Ssugar is sometimes farming, sometimes printmaking, sometimes dyeing, sometimes weaving, always growing, and always rising with the sun. Born and raised in the North American midwest, she moved and travelled around the earth for many years before making the pacific northwest home. She has a bachelors of science in horticulture from Oregon State University and is currently pursuing a masters of fine art in print media from the Pacific Northwest College of Art. She finds ritual in the rhythm of the seasons and the circular nature of existence. Her creative practice slows down, finds space to settle into, and centers materials and process. She is most often guided by curiosity, texture, pattern, and light.

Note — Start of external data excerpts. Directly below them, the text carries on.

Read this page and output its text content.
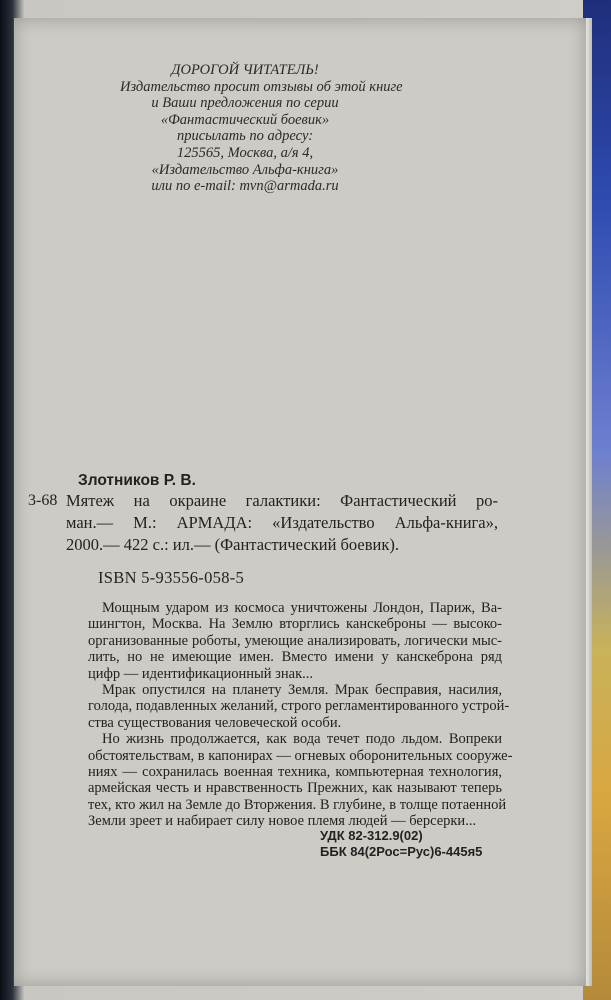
ДОРОГОЙ ЧИТАТЕЛЬ!
Издательство просит отзывы об этой книге
и Ваши предложения по серии
«Фантастический боевик»
присылать по адресу:
125565, Москва, а/я 4,
«Издательство Альфа-книга»
или по e-mail: mvn@armada.ru
Злотников Р. В.
3-68 Мятеж на окраине галактики: Фантастический ро-
ман.— М.: АРМАДА: «Издательство Альфа-книга»,
2000.— 422 с.: ил.— (Фантастический боевик).
ISBN 5-93556-058-5
Мощным ударом из космоса уничтожены Лондон, Париж, Ва-
шингтон, Москва. На Землю вторглись канскеброны — высоко-
организованные роботы, умеющие анализировать, логически мыс-
лить, но не имеющие имен. Вместо имени у канскеброна ряд
цифр — идентификационный знак...
Мрак опустился на планету Земля. Мрак бесправия, насилия,
голода, подавленных желаний, строго регламентированного устрой-
ства существования человеческой особи.
Но жизнь продолжается, как вода течет подо льдом. Вопреки
обстоятельствам, в капонирах — огневых оборонительных сооруже-
ниях — сохранилась военная техника, компьютерная технология,
армейская честь и нравственность Прежних, как называют теперь
тех, кто жил на Земле до Вторжения. В глубине, в толще потаенной
Земли зреет и набирает силу новое племя людей — берсерки...
УДК 82-312.9(02)
ББК 84(2Рос=Рус)6-445я5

Meech Boakye is a Canadian-American artist and researcher based in Portland, Oregon. Working across writing, publishing, sculpture, foodways, material research, and public programming, their practice is rooted in relationships with human and more-than-human species. Boakye holds an Hon. B.A. in Visual Studies from the University of Toronto. Their work has been exhibited at The Brick, Oregon Contemporary, Susan Hobbs Gallery, Gallery 44, and the Art Gallery of Guelph. Their writing and comics have appeared in C Magazine, The Globe & Mail, Oregon Humanities, and Variable West. Supporting their practice, Boakye has received grants from the Simons Foundation, Oregon Humanities, and the Regional Arts & Culture Council, as well as residencies at ACRE, the Independent Publishing Resource Center, and A Black Art Ecology of Portland.